According to the supplier of nuclear energy in Ukraine, Russian soldiers blindfolded and arrested the director of Europe’s biggest nuclear facility, rekindling long-dormant concerns about the station’s security.
The purported abduction on Friday seems to have occurred soon after Russian President Vladimir Putin intensified threats of nuclear retaliation and pushed his conflict in Ukraine into a new, deadly phase by annexing four Ukrainian areas under its full or partial control.
Ihor Murashov, the director-general of the Zaporizhzhia Nuclear Power Plant, was taken by Russian soldiers about 4 p.m. on Friday, according to the Ukrainian national nuclear corporation Energoatom, perhaps in an effort to maintain Moscow’s control over the recently acquired region.
The director-general of the Zaporizhzhia nuclear power station was briefly held to answer inquiries, according to information provided to the International Atomic Energy Agency by Russia on Saturday.
According to the Vienna-based IAEA, it has “been actively seeking explanations and expects for a swift and acceptable resolution of this situation” in “keeping with its nuclear safety mission.”
Putin inked agreements on Friday to annexe the Ukrainian provinces of Luhansk, Donetsk, Kherson, and Zaporizhzhia, as well as the territory around the nuclear facility.
Russian soldiers allegedly stopped Murashov’s automobile, blindfolded him, and then brought him to an unidentified location, according to Energoatom.
President of Energoatom Petro Kotin urged the director’s prompt release, claiming that his incarceration by (Russia) endangered both the security of Ukraine and the continent’s biggest nuclear power plant.
The plant director’s seizure was not immediately acknowledged by Russia.
The power station has often been a target of the conflict in Ukraine. After Russian soldiers took control of the power plant, Ukrainian technicians kept it functioning. As a preventative measure, the last reactor was turned down in September because frequent shelling in the area had damaged the plant’s electric transmission cables.
The facility, which Russia views as a strategic victory, has raised concerns around the globe as the sole nuclear power plant involved in contemporary conflict. Even if Russia installs its own administration, it is unlikely to start generating energy again very soon given the adjacent active combat.
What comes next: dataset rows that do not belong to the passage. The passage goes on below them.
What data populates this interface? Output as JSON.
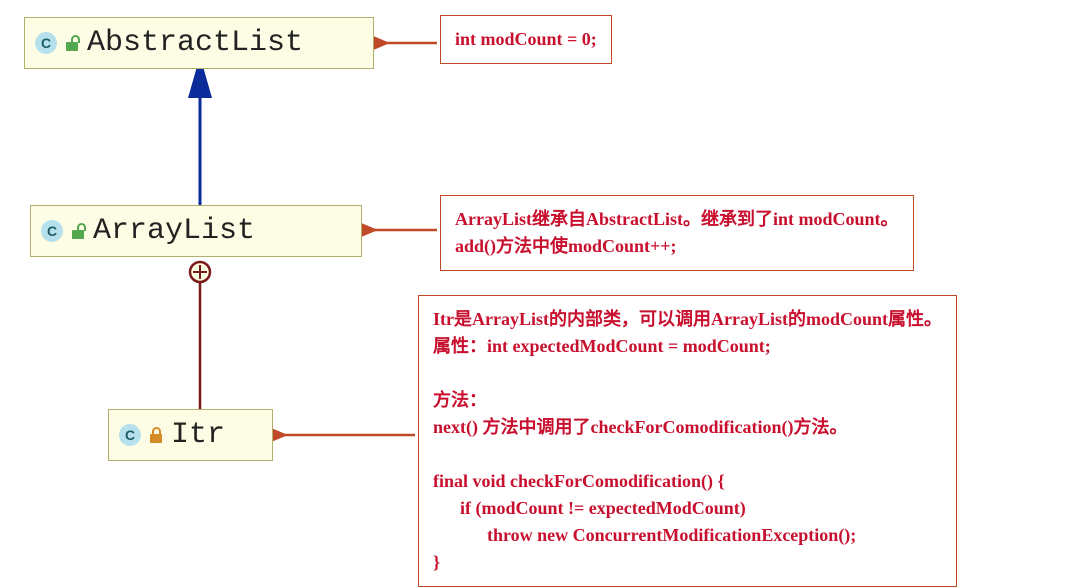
{
  "nodes": {
    "abstractList": {
      "name": "AbstractList",
      "visibility": "public"
    },
    "arrayList": {
      "name": "ArrayList",
      "visibility": "public"
    },
    "itr": {
      "name": "Itr",
      "visibility": "private"
    }
  },
  "notes": {
    "abstractList": "int modCount = 0;",
    "arrayList": "ArrayList继承自AbstractList。继承到了int modCount。\nadd()方法中使modCount++;",
    "itr": "Itr是ArrayList的内部类，可以调用ArrayList的modCount属性。\n属性：int expectedModCount = modCount;\n\n方法：\nnext() 方法中调用了checkForComodification()方法。\n\nfinal void checkForComodification() {\n      if (modCount != expectedModCount)\n            throw new ConcurrentModificationException();\n}"
  },
  "icon_glyph": "C",
  "relations": {
    "arrayList_to_abstractList": "inheritance",
    "itr_to_arrayList": "inner-class"
  },
  "colors": {
    "note_border": "#c04a27",
    "note_text": "#c8102e",
    "node_fill": "#fdfde5",
    "node_border": "#b3af6e",
    "inherit_arrow": "#0a2b99",
    "inner_line": "#7a1a1a"
  }
}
With almost 11,000 employees prior to the war, it is almost like a town unto itself. Others have remained to protect the security of its radioactive material and infrastructure while many have escaped the battle.
Employees at the Zaporizhzhia power plant are being required to submit applications to report to Rosatom, the state-run nuclear energy behemoth that manages Russian nuclear reactors, according to Energoatom officials who talked to The Associated Press on Saturday.
Although Energoatom officials were unable to confirm it, Murashov was opposed to Rosatom acquiring control of the Zaporizhzhia facility.
According to Energoatom officials, Murashov managed all the work at the facility, ensured regulations were followed, had access to security codes, and reported to Kyiv. A few days before Russian soldiers entered Ukraine, Ukrainian officials nominated him to lead the factory.
Energoatom said that despite this, it has maintained contact with the facility and continues to report to Kyiv on all crucial aspects of its functioning.